Questions, answers and notes from day 4
Ice breaker
(Add an o
after the option |
to “vote” for it, vote for as many as you like)
Have you heard about the following GPU technologies:
CUDA | oooooo
HIP | o
SYCL |
OpenACC | o
OpenMP Offloading | o
Kokkos/RAJA |
My interest in GPU offloading is:
Just curious to hear more about GPUs | ooooooooooo
I want to port my application to GPUs | ooo
My application is already ported |
I am new to HPC, I want to broaden my perspective and general knowledge. | ooooo
Day 4 Q&A
GPUs are excellent for well structured problems.
As we know, one thread work on cpu, thread group works on GPU. However, can they use different initial data at begin in the one GPU group?
Concurrent kernel execution makes GPUs appear more like MIMD (Multiple instructions and Multiple data). So, yes it is possible to start with different initial data but the programmer needs to write his/her program to focus more on multiple data needs. I need to mention this as well that newer Gpus can run kernels simultaneously (they hack into multiple streams and run different kernels parallelly); however, on older Gpus it is not possible and the second kernel runs after the first kernel, somewhat serially. It is recommended to perform SIMD operations on one GPU. If the tasks are not independent then the inter-communication within MIMD may drop down the over-all performance.
Yes, each thread in the thread group can use different memory locations when calculating, so they can load different data, but have to perform the same calculations
Does OpenACC support conditional execution that blocks instructions of individual threads? To my understanding, this is supported by CUDA.
In OpenACC you need to add a reduction clause yourself, and the compiler will generate a code to perform if-condition.-
There is no explicit support for calculating your thread ID within OpenACC, however, that does not mean that you cannot get thread divergence with OpenACC
// The following is likely to result in thread divergence and very low performance on a GPU
#pragma acc kernels
for (int i = 0; i < X; i++) {
if (i < Z) {
i -= 1;
} else {
i += 1;
}
}
Are there any parallell distributed blas/lapack libraries for GPUs, or do you know of any initiatives in this direction (thinking PBLAS/ScaLapack, or similar libraries with GPU support)?

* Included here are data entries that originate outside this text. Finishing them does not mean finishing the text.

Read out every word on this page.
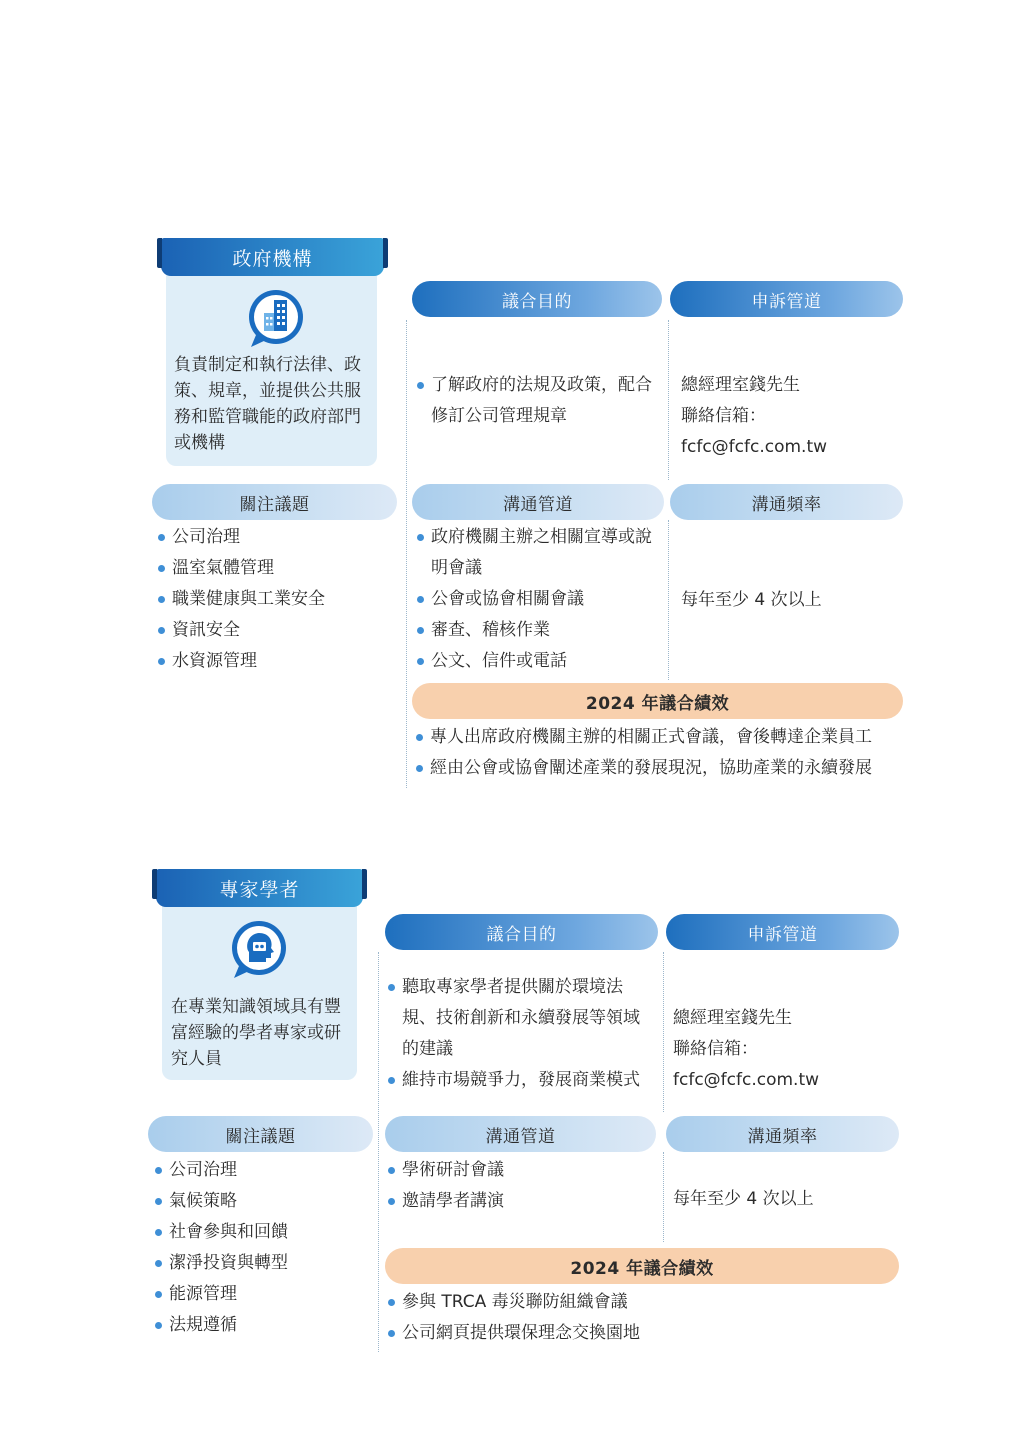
政府機構
負責制定和執行法律、政
策、規章，並提供公共服
務和監管職能的政府部門
或機構
議合目的	申訴管道
了解政府的法規及政策，配合
修訂公司管理規章
總經理室錢先生
聯絡信箱：fcfc@fcfc.com.tw
關注議題	溝通管道	溝通頻率
公司治理
溫室氣體管理
職業健康與工業安全
資訊安全
水資源管理
政府機關主辦之相關宣導或說
明會議
公會或協會相關會議
審查、稽核作業
公文、信件或電話
每年至少 4 次以上
2024 年議合績效
專人出席政府機關主辦的相關正式會議，會後轉達企業員工
經由公會或協會闡述產業的發展現況，協助產業的永續發展
專家學者
在專業知識領域具有豐
富經驗的學者專家或研
究人員
議合目的	申訴管道
聽取專家學者提供關於環境法
規、技術創新和永續發展等領域
的建議
維持市場競爭力，發展商業模式
總經理室錢先生
聯絡信箱：fcfc@fcfc.com.tw
關注議題	溝通管道	溝通頻率
公司治理
氣候策略
社會參與和回饋
潔淨投資與轉型
能源管理
法規遵循
學術研討會議
邀請學者講演	每年至少 4 次以上
2024 年議合績效
參與 TRCA 毒災聯防組織會議
公司網頁提供環保理念交換園地
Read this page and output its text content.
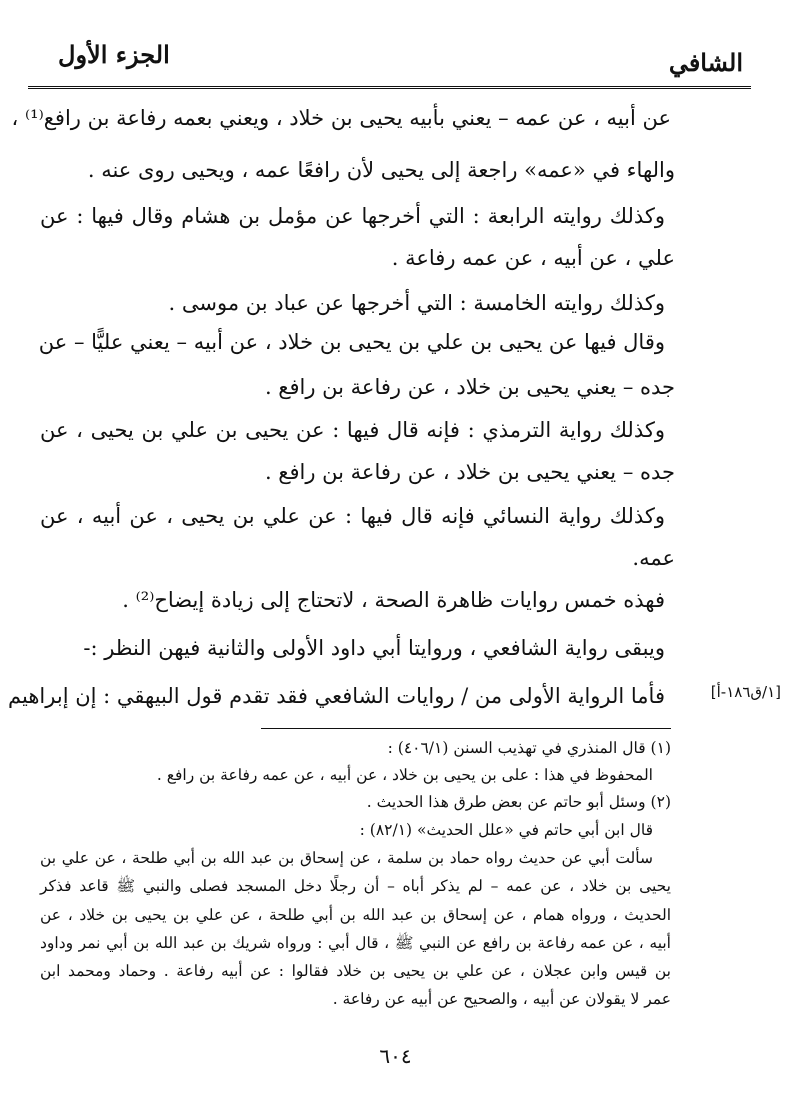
الشافي
الجزء الأول
عن أبيه ، عن عمه – يعني بأبيه يحيى بن خلاد ، ويعني بعمه رفاعة بن رافع⁽¹⁾ ،
والهاء في «عمه» راجعة إلى يحيى لأن رافعًا عمه ، ويحيى روى عنه .
وكذلك روايته الرابعة : التي أخرجها عن مؤمل بن هشام وقال فيها : عن
علي ، عن أبيه ، عن عمه رفاعة .
وكذلك روايته الخامسة : التي أخرجها عن عباد بن موسى .
وقال فيها عن يحيى بن علي بن يحيى بن خلاد ، عن أبيه – يعني عليًّا – عن
جده – يعني يحيى بن خلاد ، عن رفاعة بن رافع .
وكذلك رواية الترمذي : فإنه قال فيها : عن يحيى بن علي بن يحيى ، عن
جده – يعني يحيى بن خلاد ، عن رفاعة بن رافع .
وكذلك رواية النسائي فإنه قال فيها : عن علي بن يحيى ، عن أبيه ، عن
عمه.
فهذه خمس روايات ظاهرة الصحة ، لاتحتاج إلى زيادة إيضاح⁽²⁾ .
ويبقى رواية الشافعي ، وروايتا أبي داود الأولى والثانية فيهن النظر :-
فأما الرواية الأولى من / روايات الشافعي فقد تقدم قول البيهقي : إن إبراهيم	[١/ق١٨٦-أ]
(١) قال المنذري في تهذيب السنن (٤٠٦/١) :
المحفوظ في هذا : على بن يحيى بن خلاد ، عن أبيه ، عن عمه رفاعة بن رافع .
(٢) وسئل أبو حاتم عن بعض طرق هذا الحديث .
قال ابن أبي حاتم في «علل الحديث» (٨٢/١) :
سألت أبي عن حديث رواه حماد بن سلمة ، عن إسحاق بن عبد الله بن أبي طلحة ، عن علي بن
يحيى بن خلاد ، عن عمه – لم يذكر أباه – أن رجلًا دخل المسجد فصلى والنبي ﷺ قاعد فذكر
الحديث ، ورواه همام ، عن إسحاق بن عبد الله بن أبي طلحة ، عن علي بن يحيى بن خلاد ، عن
أبيه ، عن عمه رفاعة بن رافع عن النبي ﷺ ، قال أبي : ورواه شريك بن عبد الله بن أبي نمر وداود
بن قيس وابن عجلان ، عن علي بن يحيى بن خلاد فقالوا : عن أبيه رفاعة . وحماد ومحمد ابن
عمر لا يقولان عن أبيه ، والصحيح عن أبيه عن رفاعة .
٦٠٤
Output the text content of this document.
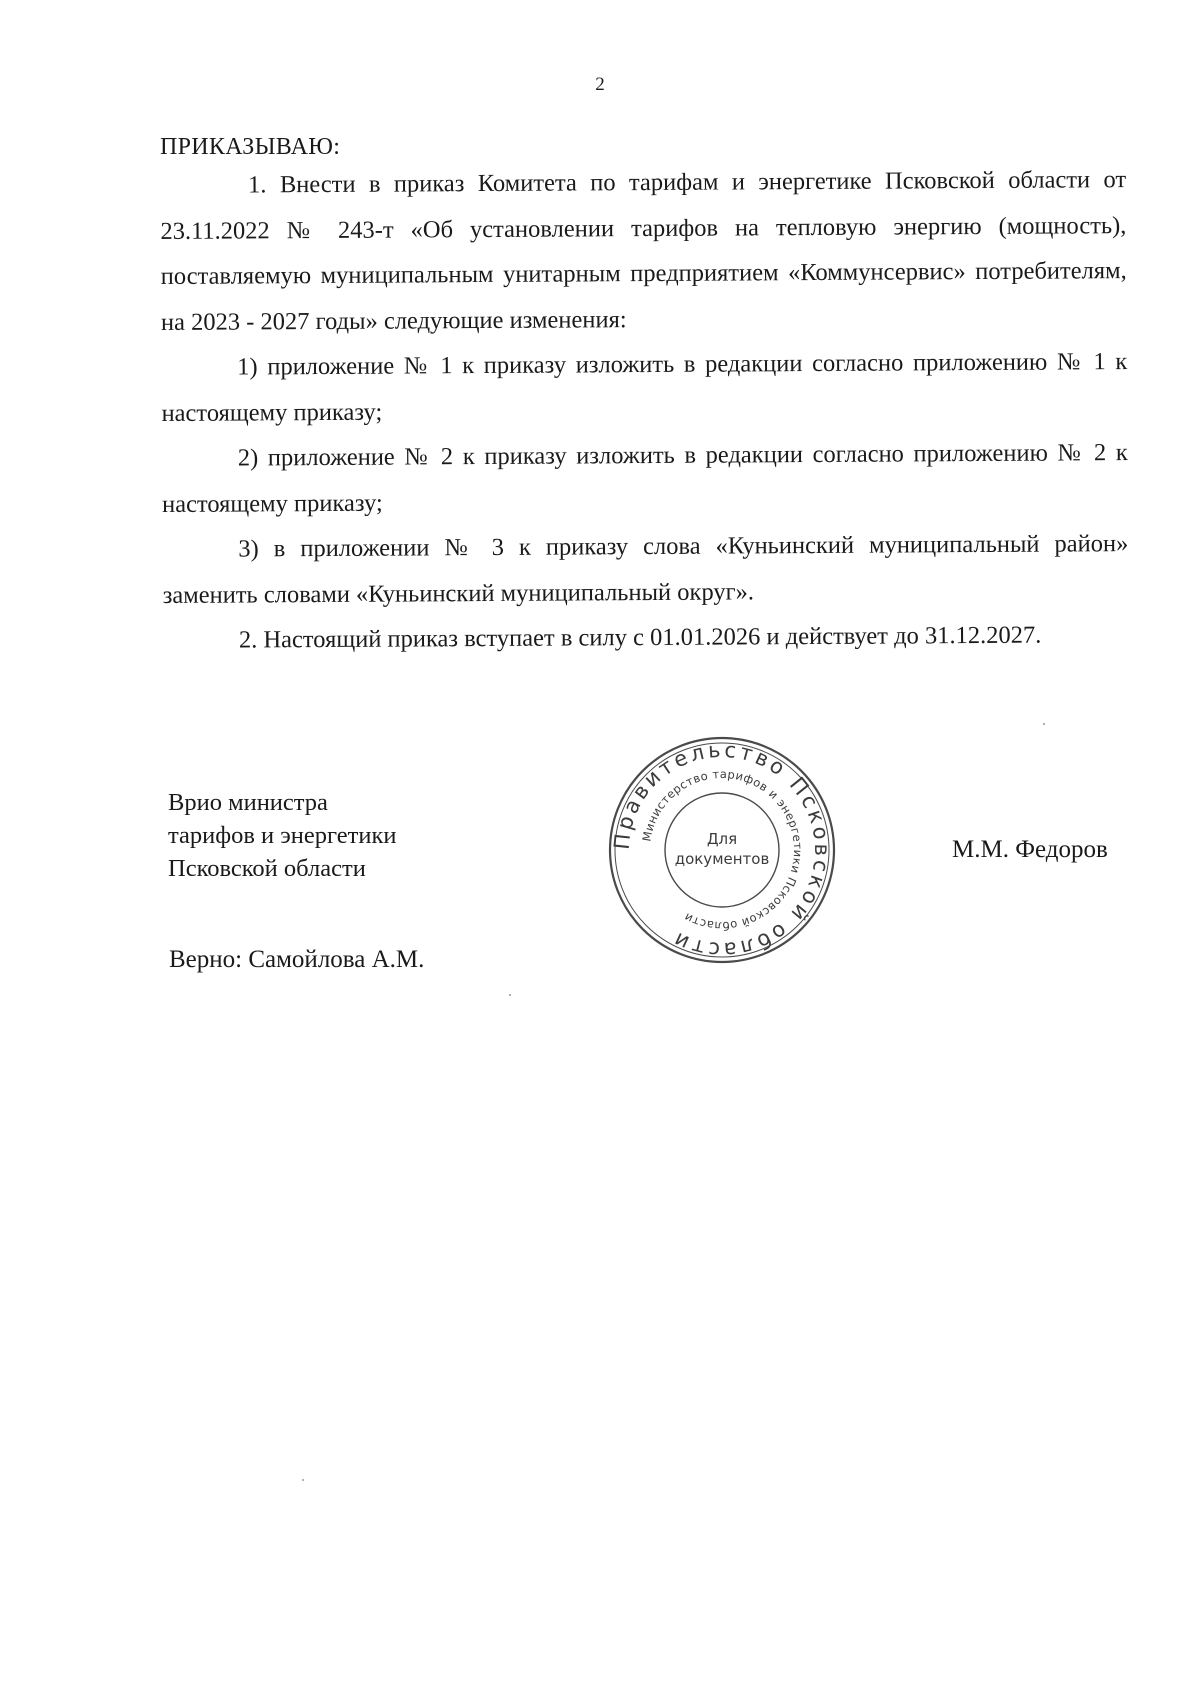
2
ПРИКАЗЫВАЮ:

1. Внести в приказ Комитета по тарифам и энергетике Псковской области от 23.11.2022 № 243-т «Об установлении тарифов на тепловую энергию (мощность), поставляемую муниципальным унитарным предприятием «Коммунсервис» потребителям, на 2023 - 2027 годы» следующие изменения:

1) приложение № 1 к приказу изложить в редакции согласно приложению № 1 к настоящему приказу;

2) приложение № 2 к приказу изложить в редакции согласно приложению № 2 к настоящему приказу;

3) в приложении № 3 к приказу слова «Куньинский муниципальный район» заменить словами «Куньинский муниципальный округ».

2. Настоящий приказ вступает в силу с 01.01.2026 и действует до 31.12.2027.

Врио министра
тарифов и энергетики
Псковской области
Правительство Псковской области
Министерство тарифов и энергетики Псковской области
Для
документов	М.М. Федоров
Верно: Самойлова А.М.
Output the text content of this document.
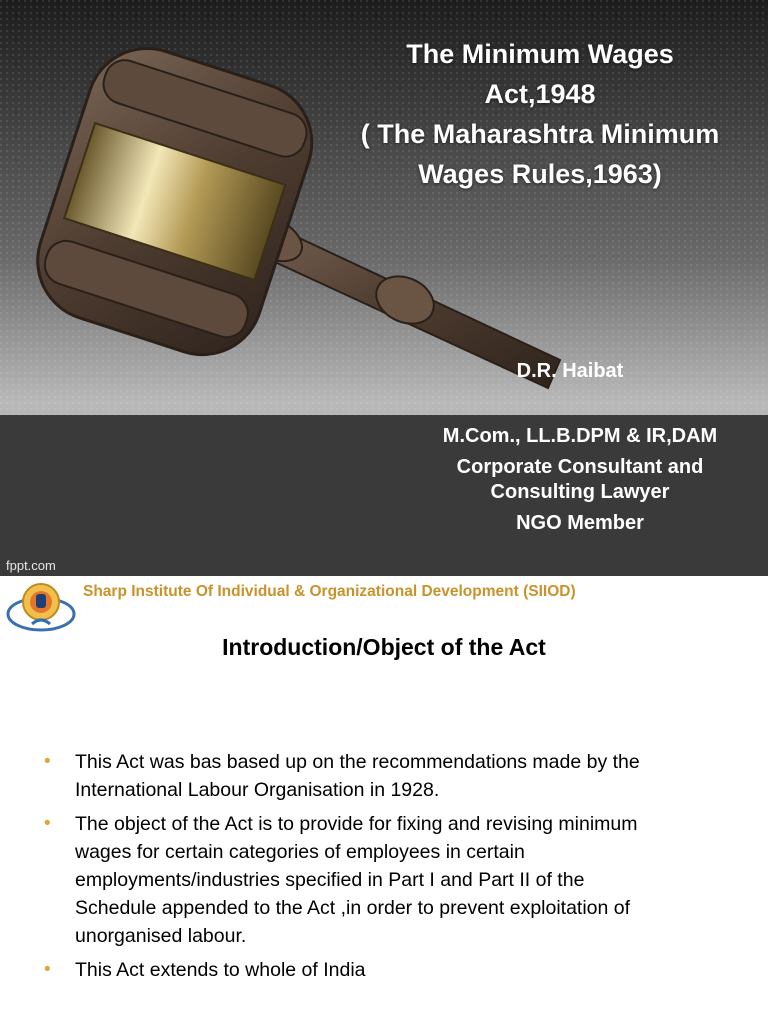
The Minimum Wages
Act,1948
( The Maharashtra Minimum
Wages Rules,1963)
D.R. Haibat
M.Com., LL.B.DPM & IR,DAM
Corporate Consultant and
Consulting Lawyer
NGO Member
fppt.com
Sharp Institute Of Individual & Organizational Development (SIIOD)
Introduction/Object of the Act
• This Act was bas based up on the recommendations made by the
International Labour Organisation in 1928.
• The object of the Act is to provide for fixing and revising minimum
wages for certain categories of employees in certain
employments/industries specified in Part I and Part II of the
Schedule appended to the Act ,in order to prevent exploitation of
unorganised labour.
• This Act extends to whole of India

GPU vendors have their own library for Blas, for example, nVIDA has CUBLAS to support Blas operations on nVIDIA Gpu architecture.
See the slides for links to the most popular vendor’s BLAS libraries
Yes, but are there any parallell distributed libaries (or work in this direction), ie. with the memory and operations distributed in parallell? PS: to the best of my knowledge the existing libraries are for single GPU only?
cuBLAS, hipBLAS and oneMKL support multiple GPUs on one node (not distributed across nodes)
Some hybrid library may achieve the desired thing, for example, StarPU library which being developed at Inria France.
Can you give some examples of scientific applications that benefit from running on GPUs?
e.g. testing the limitation of quantum chemistry package, which is one of the project that will be run on LUMI.
Examples in chemistry:
TeraChem (PetaChem)
Gromacs (LUMI pilot)
GAMESS
BigDFT
NWChem(Ex)
VeloxChem (LUMI pilot)
Bifrost (Stellar atmosphere code, very large application, largest user of core hours on the Sigma2 systems)
What about Gaussian?
Yes, and Gaussian :)
I love you!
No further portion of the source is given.